Al hablar de medidas especiales contra la delincuencia, la opinión pública, al igual que los políticos, se ha centrado en el tema de las cárceles. Aislar presos, bloquear señales telefónicas, descubrir túneles, registrar penales son los temas y acciones de insistencia. Algunas de estas medidas eran necesarias desde hace tiempo; en particular, el embargo de telefonía celular, difícil de implementar por la poca cooperación de las empresas de comunicación. Ha sido necesaria la amenaza de cuantiosas multas para que esa acción se aplique. Otras, como la liberación de presos, indispensable para la oxigenación de las cárceles, van quedando en el olvido. Es evidente que lo que suena a mano dura tiene más eco periodístico y propagandístico que otro tipo de medidas sensatas, por justas que sean. Recordando las recomendaciones del papa Francisco en el Año de la Misericordia, es bueno recordar opciones racionales, importantes también para la mejora de la situación.
Efectivamente, Francisco ha recomendado repetidas veces medidas de misericordia para los presos. En particular, en el mensaje de la paz del 1 de enero de este año, titulado “Vence la indiferencia y conquista la paz”, dijo: “Por lo que se refiere a los detenidos, en muchos casos es urgente que se adopten medidas concretas para mejorar las condiciones de vida en las cárceles, con una atención especial para quienes están detenidos en espera de juicio, teniendo en cuenta la finalidad reeducativa de la sanción penal y evaluando la posibilidad de introducir en las legislaciones nacionales penas alternativas a la prisión. En este contexto, deseo renovar el llamamiento a las autoridades estatales para abolir la pena de muerte allí donde está todavía en vigor, y considerar la posibilidad de una amnistía”. Pensar que esto no tiene nada que ver con la realidad salvadoreña es un grave error.
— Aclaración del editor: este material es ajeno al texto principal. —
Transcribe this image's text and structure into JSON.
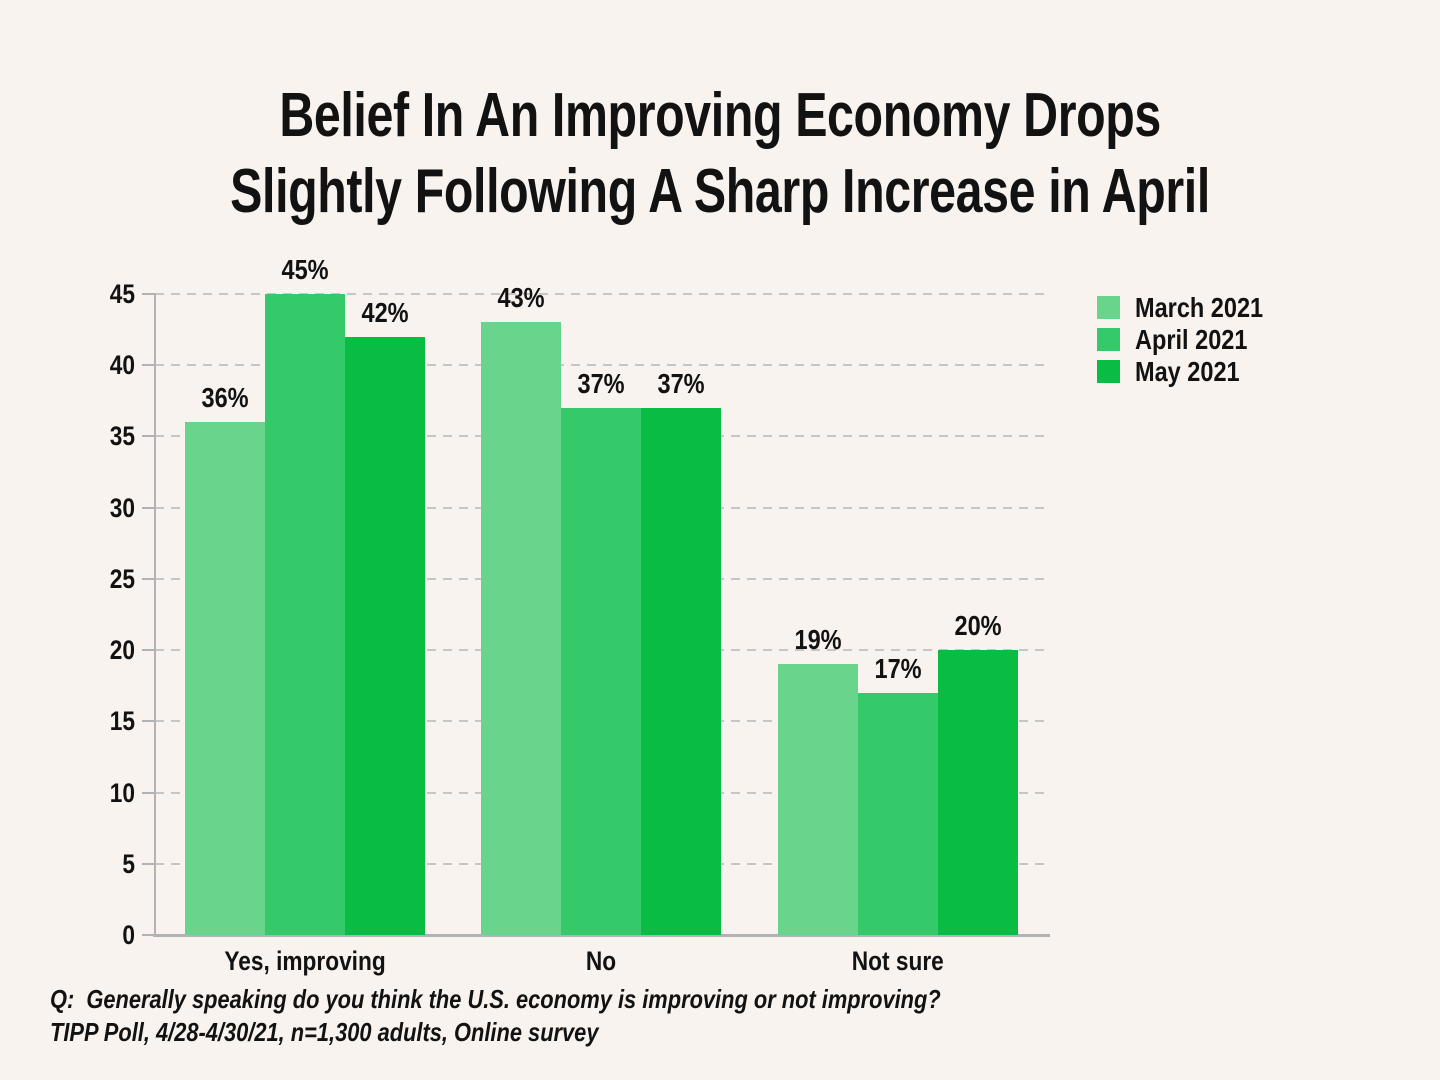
{
  "header": {
    "title_line1": "Belief In An Improving Economy Drops",
    "title_line2": "Slightly Following A Sharp Increase in April"
  },
  "chart_data": {
    "type": "bar",
    "title": "Belief In An Improving Economy Drops Slightly Following A Sharp Increase in April",
    "categories": [
      "Yes, improving",
      "No",
      "Not sure"
    ],
    "series": [
      {
        "name": "March 2021",
        "color": "#68D48C",
        "values": [
          36,
          43,
          19
        ]
      },
      {
        "name": "April 2021",
        "color": "#35CA69",
        "values": [
          45,
          37,
          17
        ]
      },
      {
        "name": "May 2021",
        "color": "#09BC43",
        "values": [
          42,
          37,
          20
        ]
      }
    ],
    "ylim": [
      0,
      45
    ],
    "yticks": [
      0,
      5,
      10,
      15,
      20,
      25,
      30,
      35,
      40,
      45
    ],
    "value_suffix": "%",
    "grid": "horizontal-dashed",
    "legend_position": "top-right",
    "xlabel": "",
    "ylabel": ""
  },
  "footer": {
    "question": "Q:  Generally speaking do you think the U.S. economy is improving or not improving?",
    "source": "TIPP Poll, 4/28-4/30/21, n=1,300 adults, Online survey"
  },
  "colors": {
    "background": "#F8F3EE",
    "text": "#121212",
    "gridline": "#C6C6C6",
    "axis": "#B2B2B6"
  }
}
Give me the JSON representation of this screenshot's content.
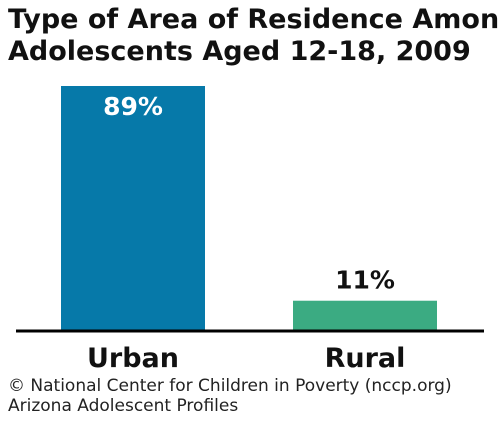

Para comenzar, nuestras cárceles tienen un terrible hacinamiento. Somos el país con mayor densidad de población carcelaria en prisiones vetustas, con pésimos servicios y en las que reina el desprecio a la dignidad humana. Reforzar la seguridad de las cárceles es sin duda necesario, pero centrarse solo en eso es darle continuidad a una dinámica que tiende a destrozar la conciencia de los encarcelados, a endurecerlos y a volverlos más agresivos. Con razón se ha dicho repetidas veces que nuestras cárceles son más escuelas de criminalidad que centros de rehabilitación, como pomposa y oficialmente se suele llamarlas. La preeminencia que se le da al derecho penal para resolver conflictos es también una fuente de violencia. Cuando una sociedad pone mayor énfasis en los castigos, como si fueran la única forma de corrección, se retroalimenta la cultura de la violencia. Cuando el papa habla de abolir la pena de muerte o introducir penas alternativas a la prisión, está proponiendo en definitiva abrir los sistemas de justicia a modos más humanos y racionales de resolver los conflictos entre personas.
El propio Gobierno se ha propuesto reducir el número de presos, liberando a ancianos y enfermos terminales, entre otros. Se habla de liberar a unos 900 sentenciados, menos del 5% de los encarcelados (25 mil). Frente a la petición de amnistía que el papa hace, se debería ser más generoso e investigar de mejor manera la situación concreta de cada preso. En muchos de los casos, además, se dan verdaderas injusticias comparativas. Hay comportamientos equivalentes al robo y al hurto que no son perseguidos ni mucho menos castigados adecuadamente. La evasión de impuestos goza, incluso legalmente, de un favoritismo especial. Al que evade grandes cantidades lo más que le puede pasar, si le descubren, es tener que pagar lo adeudado más una multa. La evasión fiscal, un delito de cuello blanco, puede hacer bastante más daño al bien común que un robo o una estafa pequeña. Pero la sanción es mucho menor. El caso denominado Papeles de Panamá, las trampas de bancos como el HSBC, los paraísos fiscales a los que se envía desde El Salvador un promedio de 700 millones de dólares al año muestran un daño al bien común que ocurre ante los ojos ciegos de legisladores y jueces.
La administración de justicia, por otra parte, tiende a la parálisis. La persecución del delito es poco eficaz. Si bien es cierto que en todas partes del mundo el que tiene dinero suele salir bien parado en los tribunales, en El Salvador el exceso de impunidad blinda al poderoso. En ese sentido, aplicar medidas de misericordia y reducir la inhumana sobrepoblación de las cárceles es también una manera de enfrentar positivamente la violencia. Porque no conviene olvidarlo: hay formas de violencia social en las que los económicamente poderosos y el propio Estado tienen responsabilidad. Y el infinito desdén hacia los que guardan prisión —extensivo a sus familias— no hace más que echar combustible a la pira funeraria en la que se ha convertido nuestro país.